Kamis 23 Jul 2015 12:53 WIB

Menko Perekonomian Ungkap Alasan Menurunnya Daya Beli Masyarakat

Rep: Muhammad Nursyamsyi/ Red: Esthi Maharani
Menteri Koordinator Perekonomian Sofyan Djalil.
Foto: Republika/Yasin Habibi
Menteri Koordinator Perekonomian Sofyan Djalil.

REPUBLIKA.CO.ID, JAKARTA -- Menteri Koordinator Bidang Perekonomian Sofyan Djalil menilai menurunnya daya beli masyarakat saat ini akibat dari jatuhnya harga komoditi.

"Beberapa tahun terakhir, kita sangat bergantung pada komoditi, bukan hampir tapi semua komoditi jatuh," katanya di Kantor Kemenko Perekonomian, Jalan Lapangan Banteng Timur, Jakarta Pusat, Kamis (23/7)

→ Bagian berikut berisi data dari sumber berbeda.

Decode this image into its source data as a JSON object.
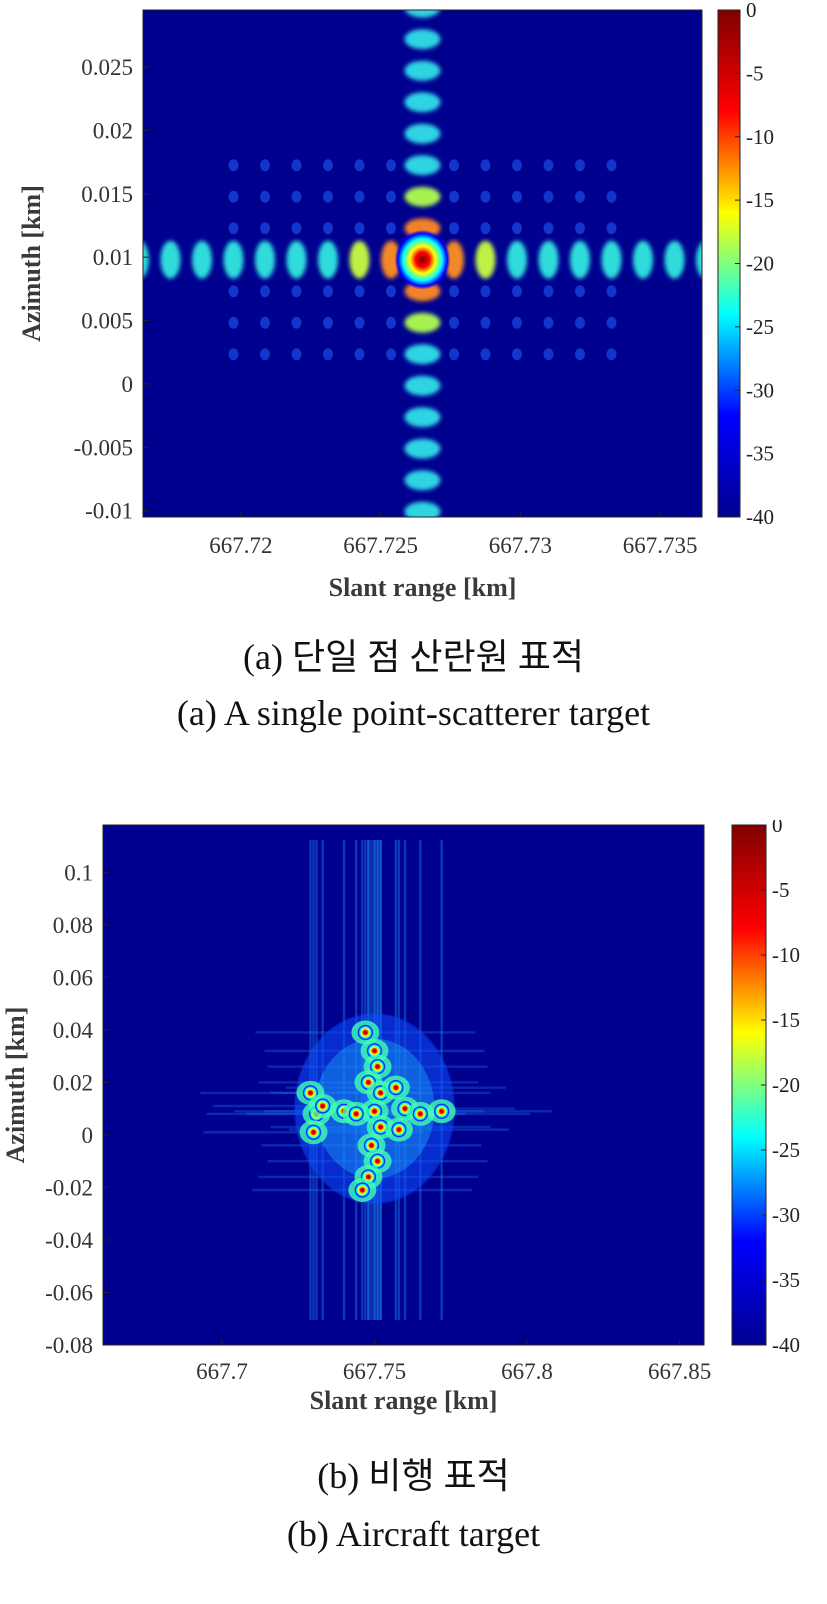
{
  "colors": {
    "jet": [
      "#00008f",
      "#0000ff",
      "#00ffff",
      "#ffff00",
      "#ff0000",
      "#800000"
    ],
    "background": "#00008f"
  },
  "chart_data": [
    {
      "type": "heatmap",
      "title": "",
      "xlabel": "Slant range [km]",
      "ylabel": "Azimuth [km]",
      "xlim": [
        667.7165,
        667.7365
      ],
      "ylim": [
        -0.0105,
        0.0295
      ],
      "x_ticks": [
        "667.72",
        "667.725",
        "667.73",
        "667.735"
      ],
      "x_tick_values": [
        667.72,
        667.725,
        667.73,
        667.735
      ],
      "y_ticks": [
        "-0.01",
        "-0.005",
        "0",
        "0.005",
        "0.01",
        "0.015",
        "0.02",
        "0.025"
      ],
      "y_tick_values": [
        -0.01,
        -0.005,
        0,
        0.005,
        0.01,
        0.015,
        0.02,
        0.025
      ],
      "colorbar": {
        "min": -40,
        "max": 0,
        "ticks": [
          "0",
          "-5",
          "-10",
          "-15",
          "-20",
          "-25",
          "-30",
          "-35",
          "-40"
        ],
        "tick_values": [
          0,
          -5,
          -10,
          -15,
          -20,
          -25,
          -30,
          -35,
          -40
        ]
      },
      "scatterers": [
        {
          "x": 667.7265,
          "y": 0.0098,
          "db": 0
        }
      ],
      "caption_ko": "(a) 단일 점 산란원 표적",
      "caption_en": "(a) A single point-scatterer target"
    },
    {
      "type": "heatmap",
      "title": "",
      "xlabel": "Slant range [km]",
      "ylabel": "Azimuth [km]",
      "xlim": [
        667.661,
        667.858
      ],
      "ylim": [
        -0.08,
        0.118
      ],
      "x_ticks": [
        "667.7",
        "667.75",
        "667.8",
        "667.85"
      ],
      "x_tick_values": [
        667.7,
        667.75,
        667.8,
        667.85
      ],
      "y_ticks": [
        "-0.08",
        "-0.06",
        "-0.04",
        "-0.02",
        "0",
        "0.02",
        "0.04",
        "0.06",
        "0.08",
        "0.1"
      ],
      "y_tick_values": [
        -0.08,
        -0.06,
        -0.04,
        -0.02,
        0,
        0.02,
        0.04,
        0.06,
        0.08,
        0.1
      ],
      "colorbar": {
        "min": -40,
        "max": 0,
        "ticks": [
          "0",
          "-5",
          "-10",
          "-15",
          "-20",
          "-25",
          "-30",
          "-35",
          "-40"
        ],
        "tick_values": [
          0,
          -5,
          -10,
          -15,
          -20,
          -25,
          -30,
          -35,
          -40
        ]
      },
      "scatterers": [
        {
          "x": 667.747,
          "y": 0.039,
          "db": -2
        },
        {
          "x": 667.75,
          "y": 0.032,
          "db": -4
        },
        {
          "x": 667.751,
          "y": 0.026,
          "db": -2
        },
        {
          "x": 667.748,
          "y": 0.02,
          "db": -3
        },
        {
          "x": 667.752,
          "y": 0.016,
          "db": -1
        },
        {
          "x": 667.75,
          "y": 0.009,
          "db": -2
        },
        {
          "x": 667.752,
          "y": 0.003,
          "db": -1
        },
        {
          "x": 667.749,
          "y": -0.004,
          "db": -3
        },
        {
          "x": 667.751,
          "y": -0.01,
          "db": -2
        },
        {
          "x": 667.748,
          "y": -0.016,
          "db": -4
        },
        {
          "x": 667.746,
          "y": -0.021,
          "db": -2
        },
        {
          "x": 667.729,
          "y": 0.016,
          "db": -3
        },
        {
          "x": 667.731,
          "y": 0.008,
          "db": -2
        },
        {
          "x": 667.733,
          "y": 0.011,
          "db": -5
        },
        {
          "x": 667.73,
          "y": 0.001,
          "db": -4
        },
        {
          "x": 667.74,
          "y": 0.009,
          "db": -4
        },
        {
          "x": 667.744,
          "y": 0.008,
          "db": -5
        },
        {
          "x": 667.757,
          "y": 0.018,
          "db": -3
        },
        {
          "x": 667.76,
          "y": 0.01,
          "db": -2
        },
        {
          "x": 667.758,
          "y": 0.002,
          "db": -3
        },
        {
          "x": 667.765,
          "y": 0.008,
          "db": -5
        },
        {
          "x": 667.772,
          "y": 0.009,
          "db": -4
        }
      ],
      "caption_ko": "(b) 비행 표적",
      "caption_en": "(b) Aircraft target"
    }
  ]
}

Untuk meningkatkan daya beli masyarakat, ia mengatakan pemerintah akan melakukan sejumalah percepatan seperti percepatan program pembangunan, percepatan anggaran pembangunan, dan juga percepatan investasi pemerintah dan swasta.

"Saya dapat laporan dari BKPM bahwa tingkat realisasi investasi cukup meningkat, itu bagus," lanjutnya.

Selain itu, percepatan dalam sektor infrastruktur mutlak diperlukan karena ia katakan memiliki pengaruh terhadap daya beli masyarakat. Insentif perpajakan juga ia nilai dapat dijadikan sebagai daya dorong dalam keadaaan ekonomi yang tidak terlalu baik sekarang ini.

Sementara itu, ia juga memuji kebijakan Menteri Kelautan dan Perikanan Susi Pudjiastuti dalam memberantas ilegal fishing. Sofyan menilai, kebijakan tersebut berkontribusi dalam mendorong produksi dalam negeri.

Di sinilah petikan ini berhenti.